Par ailleurs, les écoles secondaires
sont en attente de clarté sur les contours des années qui suivent celles du
tronc commun. Je me dois de leur envoyer un message rassurant à cet égard. Même
si nous ne légiférerons pas en la matière sous cette législature, nous devons
arrêter un certain nombre d'orientations encore sous cette législature. Un
groupe de travail comparable à ceux qui avaient été mis sur pied pour
construire le Pacte, réunissant les opérateurs de l'enseignement et des experts
notamment scientifiques, sera créé et il agira sous la présidence du professeur
Marc Romainville. Ce groupe de travail aura pour mission de préciser les
orientations à donner au parcours des élèves après le tronc commun et
d'organiser les nouvelles filières de transition et qualifiantes. Son cahier
des charges sera défini à la fin des vacances de printemps. Il articulera ses
travaux avec le chantier relatif à l'enseignement qualifiant et il les
poursuivra jusqu'au mois de février 2024.
Mme Stéphanie Cortisse (MR). – La mobilisation et l'adhésion au Pacte ne se décrètent pas. Il est
donc important de maintenir le cap, mais aussi, quand c'est nécessaire,
d'ajuster la feuille de route aux réalités de terrain des équipes éducatives et
des directions.
Dans l'enseignement fondamental, les
réformes s'accumulent. Dans le secondaire, à l'inverse, beaucoup d'incertitude
se fait ressentir par rapport aux réformes qui viendront lorsque le tronc
commun entrera en vigueur.
Je me réjouis dès lors que le gouvernement et vous-même ayez consulté les acteurs de l'enseignement afin de trouver des solutions pour apporter plus de souplesse dans la mise en application des réformes du Pacte. L'objectif est de laisser un délai d'adaptation aux écoles pour certaines réformes qui s'y prêtent et de ramener la sérénité.

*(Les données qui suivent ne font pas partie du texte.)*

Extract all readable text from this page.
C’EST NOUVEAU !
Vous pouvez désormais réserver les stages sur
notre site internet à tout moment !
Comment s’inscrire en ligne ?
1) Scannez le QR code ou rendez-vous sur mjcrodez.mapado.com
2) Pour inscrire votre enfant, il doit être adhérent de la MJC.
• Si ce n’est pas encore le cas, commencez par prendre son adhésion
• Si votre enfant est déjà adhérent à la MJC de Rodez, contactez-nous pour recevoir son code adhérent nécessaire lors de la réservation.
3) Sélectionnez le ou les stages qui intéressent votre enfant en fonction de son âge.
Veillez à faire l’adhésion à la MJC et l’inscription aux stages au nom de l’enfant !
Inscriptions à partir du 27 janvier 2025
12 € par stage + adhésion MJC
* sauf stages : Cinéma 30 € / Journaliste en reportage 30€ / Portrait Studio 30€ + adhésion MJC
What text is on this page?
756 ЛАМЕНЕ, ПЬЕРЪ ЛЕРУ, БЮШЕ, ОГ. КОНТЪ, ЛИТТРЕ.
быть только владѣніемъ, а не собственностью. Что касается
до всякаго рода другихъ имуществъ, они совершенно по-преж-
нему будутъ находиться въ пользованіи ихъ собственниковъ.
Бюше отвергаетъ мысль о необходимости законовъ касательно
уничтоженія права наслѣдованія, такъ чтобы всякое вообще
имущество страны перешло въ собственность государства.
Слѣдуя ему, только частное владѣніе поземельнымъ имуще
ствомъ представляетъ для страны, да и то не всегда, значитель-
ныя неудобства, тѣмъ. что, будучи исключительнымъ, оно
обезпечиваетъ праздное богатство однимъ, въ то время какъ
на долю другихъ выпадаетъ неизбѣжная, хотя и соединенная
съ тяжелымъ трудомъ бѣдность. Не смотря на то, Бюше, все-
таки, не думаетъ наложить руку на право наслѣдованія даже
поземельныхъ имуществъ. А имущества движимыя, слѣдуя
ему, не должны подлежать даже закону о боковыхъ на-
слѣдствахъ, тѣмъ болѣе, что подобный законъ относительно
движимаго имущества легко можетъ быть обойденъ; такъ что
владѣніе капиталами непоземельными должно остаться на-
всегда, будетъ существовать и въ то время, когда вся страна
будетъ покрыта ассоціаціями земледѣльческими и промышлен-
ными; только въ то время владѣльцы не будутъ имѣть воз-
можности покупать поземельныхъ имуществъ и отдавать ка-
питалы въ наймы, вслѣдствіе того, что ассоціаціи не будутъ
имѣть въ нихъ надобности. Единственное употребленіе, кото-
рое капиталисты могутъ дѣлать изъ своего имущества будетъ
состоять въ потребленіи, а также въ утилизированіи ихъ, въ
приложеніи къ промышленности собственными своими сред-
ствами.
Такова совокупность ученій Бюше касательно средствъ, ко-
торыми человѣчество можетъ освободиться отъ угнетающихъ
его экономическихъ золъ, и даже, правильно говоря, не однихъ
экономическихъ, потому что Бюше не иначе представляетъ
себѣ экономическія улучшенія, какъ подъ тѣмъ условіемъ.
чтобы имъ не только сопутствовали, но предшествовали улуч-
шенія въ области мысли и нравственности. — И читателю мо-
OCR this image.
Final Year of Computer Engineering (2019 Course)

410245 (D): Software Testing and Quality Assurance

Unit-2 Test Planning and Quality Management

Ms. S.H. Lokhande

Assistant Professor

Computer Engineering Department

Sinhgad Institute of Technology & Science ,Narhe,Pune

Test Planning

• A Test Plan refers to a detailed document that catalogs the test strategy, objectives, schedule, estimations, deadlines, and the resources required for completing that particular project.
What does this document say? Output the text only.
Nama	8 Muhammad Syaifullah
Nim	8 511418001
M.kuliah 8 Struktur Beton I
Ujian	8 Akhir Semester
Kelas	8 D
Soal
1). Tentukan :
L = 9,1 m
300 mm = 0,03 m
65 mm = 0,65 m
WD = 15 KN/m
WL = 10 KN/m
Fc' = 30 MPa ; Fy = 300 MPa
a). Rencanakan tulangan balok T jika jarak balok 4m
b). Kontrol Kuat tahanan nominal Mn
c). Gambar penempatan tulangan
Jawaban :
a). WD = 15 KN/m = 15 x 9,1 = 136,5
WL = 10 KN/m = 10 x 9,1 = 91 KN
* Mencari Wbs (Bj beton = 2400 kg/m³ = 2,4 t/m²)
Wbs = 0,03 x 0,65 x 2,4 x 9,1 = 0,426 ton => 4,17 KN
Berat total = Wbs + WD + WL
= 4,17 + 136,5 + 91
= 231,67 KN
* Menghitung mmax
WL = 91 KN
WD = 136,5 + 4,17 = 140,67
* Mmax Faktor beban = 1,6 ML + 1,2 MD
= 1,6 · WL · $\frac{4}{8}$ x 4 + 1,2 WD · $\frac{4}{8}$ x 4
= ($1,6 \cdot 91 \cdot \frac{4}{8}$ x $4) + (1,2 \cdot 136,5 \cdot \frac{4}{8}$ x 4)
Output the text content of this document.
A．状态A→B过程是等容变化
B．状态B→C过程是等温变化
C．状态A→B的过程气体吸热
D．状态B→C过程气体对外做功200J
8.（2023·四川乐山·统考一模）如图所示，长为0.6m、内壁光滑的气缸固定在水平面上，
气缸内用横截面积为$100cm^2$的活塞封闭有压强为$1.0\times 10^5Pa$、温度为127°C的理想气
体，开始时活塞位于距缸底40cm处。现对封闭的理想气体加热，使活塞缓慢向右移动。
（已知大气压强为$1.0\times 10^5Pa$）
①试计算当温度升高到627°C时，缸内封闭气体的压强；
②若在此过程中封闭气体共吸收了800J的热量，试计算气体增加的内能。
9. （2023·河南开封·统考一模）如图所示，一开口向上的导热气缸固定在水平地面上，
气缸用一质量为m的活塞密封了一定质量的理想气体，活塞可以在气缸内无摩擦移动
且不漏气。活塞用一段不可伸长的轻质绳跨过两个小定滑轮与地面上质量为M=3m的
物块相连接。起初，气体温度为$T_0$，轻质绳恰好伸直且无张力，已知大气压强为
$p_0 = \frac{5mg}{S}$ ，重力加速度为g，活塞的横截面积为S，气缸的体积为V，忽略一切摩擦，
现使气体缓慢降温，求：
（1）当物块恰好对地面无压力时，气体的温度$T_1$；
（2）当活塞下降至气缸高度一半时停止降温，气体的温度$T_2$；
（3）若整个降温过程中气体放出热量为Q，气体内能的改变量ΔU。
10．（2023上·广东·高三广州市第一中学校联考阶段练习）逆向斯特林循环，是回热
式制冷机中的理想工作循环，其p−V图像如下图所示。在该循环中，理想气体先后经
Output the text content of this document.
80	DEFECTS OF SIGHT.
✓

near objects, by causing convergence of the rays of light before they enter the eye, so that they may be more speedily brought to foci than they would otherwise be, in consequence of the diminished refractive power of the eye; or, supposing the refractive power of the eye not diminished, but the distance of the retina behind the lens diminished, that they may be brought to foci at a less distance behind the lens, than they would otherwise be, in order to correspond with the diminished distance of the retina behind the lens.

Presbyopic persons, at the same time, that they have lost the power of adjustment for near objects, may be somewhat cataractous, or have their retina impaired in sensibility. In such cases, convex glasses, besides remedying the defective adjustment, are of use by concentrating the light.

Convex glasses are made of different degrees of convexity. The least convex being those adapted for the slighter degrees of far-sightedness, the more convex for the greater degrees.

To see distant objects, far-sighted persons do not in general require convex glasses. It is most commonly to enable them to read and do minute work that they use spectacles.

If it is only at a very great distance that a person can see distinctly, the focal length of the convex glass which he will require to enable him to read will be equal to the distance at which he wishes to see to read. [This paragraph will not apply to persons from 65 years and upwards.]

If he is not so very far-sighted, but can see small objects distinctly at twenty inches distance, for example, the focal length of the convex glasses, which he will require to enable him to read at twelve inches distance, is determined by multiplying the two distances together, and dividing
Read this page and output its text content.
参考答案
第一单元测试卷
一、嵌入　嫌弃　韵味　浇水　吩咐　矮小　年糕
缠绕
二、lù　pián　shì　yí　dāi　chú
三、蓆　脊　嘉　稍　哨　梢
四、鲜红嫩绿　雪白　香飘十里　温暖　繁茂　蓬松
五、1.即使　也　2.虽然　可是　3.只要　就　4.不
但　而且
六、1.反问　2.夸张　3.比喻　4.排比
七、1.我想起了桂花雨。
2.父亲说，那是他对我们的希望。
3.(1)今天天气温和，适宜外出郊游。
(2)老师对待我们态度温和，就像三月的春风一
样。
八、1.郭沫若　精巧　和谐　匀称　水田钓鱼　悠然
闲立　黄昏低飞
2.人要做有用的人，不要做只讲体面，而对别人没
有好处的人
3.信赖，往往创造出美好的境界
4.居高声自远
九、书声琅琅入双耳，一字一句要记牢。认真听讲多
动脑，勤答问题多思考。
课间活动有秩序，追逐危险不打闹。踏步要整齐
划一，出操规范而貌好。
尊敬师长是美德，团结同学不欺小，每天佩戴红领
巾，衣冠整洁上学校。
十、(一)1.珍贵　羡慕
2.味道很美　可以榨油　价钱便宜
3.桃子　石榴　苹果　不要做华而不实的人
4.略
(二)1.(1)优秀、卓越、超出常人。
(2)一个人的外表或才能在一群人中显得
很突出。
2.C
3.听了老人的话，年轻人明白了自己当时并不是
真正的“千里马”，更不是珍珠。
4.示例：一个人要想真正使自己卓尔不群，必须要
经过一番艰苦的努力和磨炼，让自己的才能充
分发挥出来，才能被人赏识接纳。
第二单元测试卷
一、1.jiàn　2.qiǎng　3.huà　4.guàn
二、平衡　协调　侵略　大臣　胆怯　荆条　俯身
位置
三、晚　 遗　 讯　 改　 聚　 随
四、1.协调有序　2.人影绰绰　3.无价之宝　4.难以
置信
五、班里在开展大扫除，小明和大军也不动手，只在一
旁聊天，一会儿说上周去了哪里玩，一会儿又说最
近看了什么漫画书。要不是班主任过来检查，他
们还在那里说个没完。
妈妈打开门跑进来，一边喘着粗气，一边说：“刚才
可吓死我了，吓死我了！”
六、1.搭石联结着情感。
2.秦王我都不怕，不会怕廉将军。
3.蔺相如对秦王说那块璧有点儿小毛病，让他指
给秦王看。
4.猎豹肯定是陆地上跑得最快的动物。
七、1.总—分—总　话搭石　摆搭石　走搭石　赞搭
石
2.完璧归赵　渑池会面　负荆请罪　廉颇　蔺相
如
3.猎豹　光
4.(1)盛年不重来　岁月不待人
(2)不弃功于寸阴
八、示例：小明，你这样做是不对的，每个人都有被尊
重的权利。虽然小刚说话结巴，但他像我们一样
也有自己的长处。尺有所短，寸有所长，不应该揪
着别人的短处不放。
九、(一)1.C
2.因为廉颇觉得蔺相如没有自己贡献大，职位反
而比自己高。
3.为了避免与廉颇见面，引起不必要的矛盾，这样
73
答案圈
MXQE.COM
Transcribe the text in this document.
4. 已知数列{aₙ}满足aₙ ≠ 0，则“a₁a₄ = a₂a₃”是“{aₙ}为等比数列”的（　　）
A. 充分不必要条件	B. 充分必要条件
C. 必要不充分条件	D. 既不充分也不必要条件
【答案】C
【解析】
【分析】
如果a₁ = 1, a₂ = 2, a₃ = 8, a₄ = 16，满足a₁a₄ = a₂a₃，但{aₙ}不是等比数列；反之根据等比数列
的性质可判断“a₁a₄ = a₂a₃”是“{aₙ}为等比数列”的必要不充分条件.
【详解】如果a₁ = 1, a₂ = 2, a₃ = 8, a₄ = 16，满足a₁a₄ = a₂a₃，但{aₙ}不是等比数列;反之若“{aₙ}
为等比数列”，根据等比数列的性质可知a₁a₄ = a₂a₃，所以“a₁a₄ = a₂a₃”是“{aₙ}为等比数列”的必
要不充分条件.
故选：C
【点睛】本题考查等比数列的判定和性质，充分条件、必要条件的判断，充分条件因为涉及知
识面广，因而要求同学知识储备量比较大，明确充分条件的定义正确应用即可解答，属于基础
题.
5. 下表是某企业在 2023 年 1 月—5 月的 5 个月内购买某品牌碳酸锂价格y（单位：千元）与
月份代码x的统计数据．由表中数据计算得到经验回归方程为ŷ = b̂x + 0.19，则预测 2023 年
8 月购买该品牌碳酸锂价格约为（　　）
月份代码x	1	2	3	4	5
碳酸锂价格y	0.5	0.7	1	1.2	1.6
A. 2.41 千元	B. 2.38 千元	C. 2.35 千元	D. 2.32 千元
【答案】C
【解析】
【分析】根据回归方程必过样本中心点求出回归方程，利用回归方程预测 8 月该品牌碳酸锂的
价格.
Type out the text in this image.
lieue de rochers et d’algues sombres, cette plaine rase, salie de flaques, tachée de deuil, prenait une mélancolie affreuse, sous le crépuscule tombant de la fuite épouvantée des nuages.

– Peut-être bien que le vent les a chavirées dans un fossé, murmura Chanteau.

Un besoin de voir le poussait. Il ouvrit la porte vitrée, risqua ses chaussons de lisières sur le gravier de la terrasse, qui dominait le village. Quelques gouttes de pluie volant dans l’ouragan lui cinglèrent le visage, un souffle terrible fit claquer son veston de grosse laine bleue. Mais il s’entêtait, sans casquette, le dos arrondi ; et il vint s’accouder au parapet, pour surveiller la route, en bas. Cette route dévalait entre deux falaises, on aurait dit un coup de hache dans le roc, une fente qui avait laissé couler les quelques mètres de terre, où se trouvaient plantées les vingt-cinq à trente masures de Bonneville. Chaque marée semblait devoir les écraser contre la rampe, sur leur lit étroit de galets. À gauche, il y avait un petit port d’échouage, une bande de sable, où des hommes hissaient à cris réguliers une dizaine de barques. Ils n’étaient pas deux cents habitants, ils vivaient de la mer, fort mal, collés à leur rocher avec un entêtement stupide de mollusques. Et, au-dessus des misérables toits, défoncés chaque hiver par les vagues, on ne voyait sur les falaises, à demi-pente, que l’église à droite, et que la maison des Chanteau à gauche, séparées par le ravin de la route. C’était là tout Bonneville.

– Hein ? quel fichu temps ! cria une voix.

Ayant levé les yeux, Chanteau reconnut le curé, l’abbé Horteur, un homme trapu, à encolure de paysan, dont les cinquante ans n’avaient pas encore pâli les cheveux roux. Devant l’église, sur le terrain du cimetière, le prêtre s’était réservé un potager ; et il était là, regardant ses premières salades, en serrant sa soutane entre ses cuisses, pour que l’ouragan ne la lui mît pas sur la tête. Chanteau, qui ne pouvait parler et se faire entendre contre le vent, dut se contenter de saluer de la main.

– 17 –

En revanche, parmi les réformes citées qui
sont au bénéfice des élèves, il manque celle relative à la lutte contre le
décrochage scolaire. Celui-ci est un véritable fléau qu'on aurait dû traiter au
plus vite, en 2023 déjà. Cette modification de la feuille de route aurait pu permettre
d'avancer sur ce point. Le Pacte prévoit en effet une diminution de 50 % du
taux de décrochage scolaire d'ici 2030. Or, depuis la crise sanitaire, ce
phénomène augmente de manière exponentielle. Au 31 décembre 2022, il touchait
23 000 élèves, ce qui représentait une hausse de 32 % par rapport à l'année
précédente et de 90 % par rapport à 2019. J'espère donc que certaines mesures
entreront quand même en vigueur dès la rentrée scolaire prochaine. Il me semble
que le temps presse quant à la réforme de lutte contre le décrochage scolaire,
puisqu'on perd des élèves au fil des mois et des années.
Enfin, je réitère la demande des directions de faire partie du Comité de concertation du Pacte pour un enseignement d'excellence, dont la composition a été réglée il y a des années. Dès lors que la plupart des syndicats ont désormais quitté ce comité, ne pourrait-on pas revoir la composition de ce dernier pour y inclure les représentants des directions?